Biscuit Category OBPPC Analysis
A biscuit manufacturer mapped their portfolio across 4 occasions and 4 channels:
Occasions: On-the-go snack, Afternoon tea, Family sharing, Gifting
Channels: Convenience, Supermarket, Club/Wholesale, Online
Results (16 total cells, 4 dead space):
- Filled with appropriate pack: 7 cells (58% coverage of viable cells)
- White space with opportunity: 5 cells
- Dead space (no viable opportunity): 4 cells
Key white space identified:
1. On-the-go + Convenience: No single-serve pack under $1.50 — massive gap in the highest-impulse channel
2. Family sharing + Club: No bulk sharing format for warehouse clubs
3. Gifting + Online: No premium gift pack designed for e-commerce shipping
Key overlap found:
- Afternoon tea + Supermarket: 5 different SKUs competing for the same occasion — tea biscuit assortments at nearly identical price points
Action plan: launch 3 new SKUs to fill priority white space, rationalize 3 overlapping SKUs in the afternoon tea/supermarket cell. Net change: same total SKU count, but coverage improved from 58% to 83%. Year 1 incremental revenue from white space fills: $7.2M.
Building an OBPPC Matrix in Practice
Building an OBPPC matrix is a cross-functional exercise requiring input from consumer insights (occasion identification), sales (channel dynamics), marketing (brand positioning), finance (price architecture), and supply chain (format feasibility).
The process:
1. Define your occasion map: 4-6 key consumption occasions, sized by volume and value
2. Define your channel map: 3-5 key channels, sized by share and growth
3. Create the grid and populate with existing SKUs
4. Identify white space (empty cells with opportunity)

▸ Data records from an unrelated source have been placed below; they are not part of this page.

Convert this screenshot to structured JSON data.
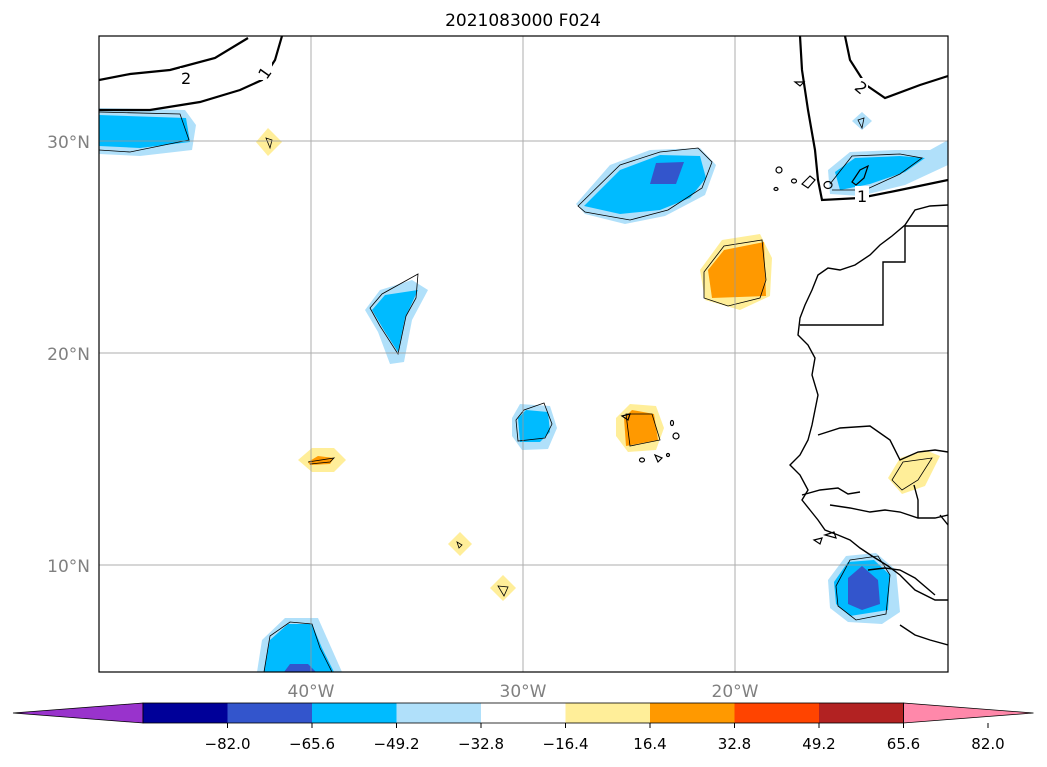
{
  "title": "2021083000 F024",
  "axes": {
    "lon_ticks": [
      "40°W",
      "30°W",
      "20°W"
    ],
    "lat_ticks": [
      "30°N",
      "20°N",
      "10°N"
    ]
  },
  "contour_labels": [
    "2",
    "1",
    "2",
    "1"
  ],
  "colorbar": {
    "colors": [
      "#9933cc",
      "#000099",
      "#3355cc",
      "#00bbff",
      "#b0e0fa",
      "#ffffff",
      "#ffee99",
      "#ff9900",
      "#ff4400",
      "#b22222",
      "#ff88aa"
    ],
    "tick_labels": [
      "−82.0",
      "−65.6",
      "−49.2",
      "−32.8",
      "−16.4",
      "16.4",
      "32.8",
      "49.2",
      "65.6",
      "82.0"
    ]
  }
}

5. Identify overlaps (multiple SKUs in the same cell)
6. Prioritize white space fills and overlap rationalization
7. Design pack-price solutions for priority white space cells
The most common mistake: defining occasions too broadly. "Snacking" is not an occasion — it is a category. "Mid-afternoon energy boost at the office" is an occasion. The more specific your occasion definition, the more actionable your OBPPC matrix.
The second most common mistake: building the matrix once and filing it. OBPPC is a living tool. Consumer occasions shift, channels evolve, competitors move. Annual refresh at minimum, quarterly review of key cells.